Ia bersama tiga anggota keluarganya langsung menyelamatkan diri ke tempat yang aman. Setelah beberapa lama seusai pendinginan api, betapa terkejutnya Saini melihat kondisi warung tempatnya berjualan masih utuh dan tidak habis terbakar seperti rumah lainnya. Terlihat kondisi bangunan, khususnya bagian depan warteg tidak terbakar.

Sering Bersedekah

Dalam video viral yang beredar, narasi dalam video menyebut warteg itu adalah warteg ‘Barokah’ karena sering memberikan makanan gratis setiap hari Jumat.

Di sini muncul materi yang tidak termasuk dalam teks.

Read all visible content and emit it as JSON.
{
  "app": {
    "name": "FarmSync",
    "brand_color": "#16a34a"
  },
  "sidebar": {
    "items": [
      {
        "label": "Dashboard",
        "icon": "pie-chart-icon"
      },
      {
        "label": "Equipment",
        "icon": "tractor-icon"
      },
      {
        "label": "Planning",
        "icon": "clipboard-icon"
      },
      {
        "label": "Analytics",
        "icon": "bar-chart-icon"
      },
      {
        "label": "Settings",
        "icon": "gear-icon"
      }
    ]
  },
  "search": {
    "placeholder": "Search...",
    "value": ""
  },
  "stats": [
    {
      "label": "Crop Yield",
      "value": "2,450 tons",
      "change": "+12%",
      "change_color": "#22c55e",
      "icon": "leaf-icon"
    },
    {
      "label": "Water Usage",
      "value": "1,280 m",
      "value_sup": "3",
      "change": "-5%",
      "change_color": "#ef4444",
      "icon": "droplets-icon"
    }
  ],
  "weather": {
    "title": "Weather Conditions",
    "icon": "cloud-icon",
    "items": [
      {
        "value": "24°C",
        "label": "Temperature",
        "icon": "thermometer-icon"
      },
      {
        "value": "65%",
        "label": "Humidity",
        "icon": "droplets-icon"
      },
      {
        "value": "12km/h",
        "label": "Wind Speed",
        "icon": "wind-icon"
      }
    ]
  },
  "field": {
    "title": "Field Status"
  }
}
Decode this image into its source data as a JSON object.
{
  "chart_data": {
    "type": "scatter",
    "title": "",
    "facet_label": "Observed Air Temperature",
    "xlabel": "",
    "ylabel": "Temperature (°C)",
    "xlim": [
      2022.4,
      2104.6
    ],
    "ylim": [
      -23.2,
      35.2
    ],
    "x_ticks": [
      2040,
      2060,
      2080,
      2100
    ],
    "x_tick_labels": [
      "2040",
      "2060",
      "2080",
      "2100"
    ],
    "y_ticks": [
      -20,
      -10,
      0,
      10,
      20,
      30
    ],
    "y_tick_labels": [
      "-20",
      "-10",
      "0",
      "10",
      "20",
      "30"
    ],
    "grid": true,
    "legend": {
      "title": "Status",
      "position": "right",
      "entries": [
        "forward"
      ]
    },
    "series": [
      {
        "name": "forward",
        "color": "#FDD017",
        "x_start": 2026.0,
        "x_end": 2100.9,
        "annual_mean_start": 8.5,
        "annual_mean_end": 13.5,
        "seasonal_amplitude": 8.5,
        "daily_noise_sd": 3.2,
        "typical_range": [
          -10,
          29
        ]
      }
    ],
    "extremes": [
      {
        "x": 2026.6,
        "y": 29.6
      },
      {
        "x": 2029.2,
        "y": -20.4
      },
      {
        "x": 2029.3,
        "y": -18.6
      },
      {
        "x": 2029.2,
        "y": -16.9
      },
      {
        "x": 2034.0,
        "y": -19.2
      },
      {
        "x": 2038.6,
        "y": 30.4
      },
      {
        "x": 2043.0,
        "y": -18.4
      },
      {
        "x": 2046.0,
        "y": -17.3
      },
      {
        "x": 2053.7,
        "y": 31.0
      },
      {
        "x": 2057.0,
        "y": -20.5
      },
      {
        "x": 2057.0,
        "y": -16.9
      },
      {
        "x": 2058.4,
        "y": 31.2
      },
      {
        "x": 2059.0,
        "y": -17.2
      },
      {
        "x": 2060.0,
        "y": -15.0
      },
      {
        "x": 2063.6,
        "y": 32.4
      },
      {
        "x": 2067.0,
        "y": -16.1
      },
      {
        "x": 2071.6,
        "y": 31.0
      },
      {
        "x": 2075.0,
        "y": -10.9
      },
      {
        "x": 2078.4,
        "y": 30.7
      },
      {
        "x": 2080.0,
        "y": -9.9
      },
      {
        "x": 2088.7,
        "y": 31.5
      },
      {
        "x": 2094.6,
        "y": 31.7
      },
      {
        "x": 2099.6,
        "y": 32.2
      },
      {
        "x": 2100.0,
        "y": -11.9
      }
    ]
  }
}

Penjaga warteg, Saeni membenarkan soal kegiatan membagi makanan tiap Jumat. Pada hari itu, pemilik warteg membagikan makanan kepada anak yatim, dan jemaah masjid di Pamulang, Tangerang Selatan.

“Jadi saya sedekahnya buat anak yatim doang. Sama jamaah masjid di Pamulang,” ucap Sri Rohayati.

Selain itu, pemilik warteg ini juga ikut tergabung didalam komunitas Pamulang dengan menjadi donatur, dimana dirinya kerap memberi sedekah berupa uang ketika memiliki rezeki lebih.

“Kalau saya jualan ada orang minta nasi saya kasih. Dia bayar saya tidak mau, malah saya tambahin uang,” tutur Sri.

Dengan aksi sosialnya yang kerap dilakukannya, Sri (41) wanita paruh baya ini tidak menampik bahwa dirinya sempat rugi, akan tetapi semua itu kembali kepada rezeki yang telah diatur Tuhan Yang Maha Kuasa.

“Ya namanya orang jualan tetap ada ruginya. Cuma gimana lagi ya kita kan sama-sama manusia harus saling bantu,” sambungnya.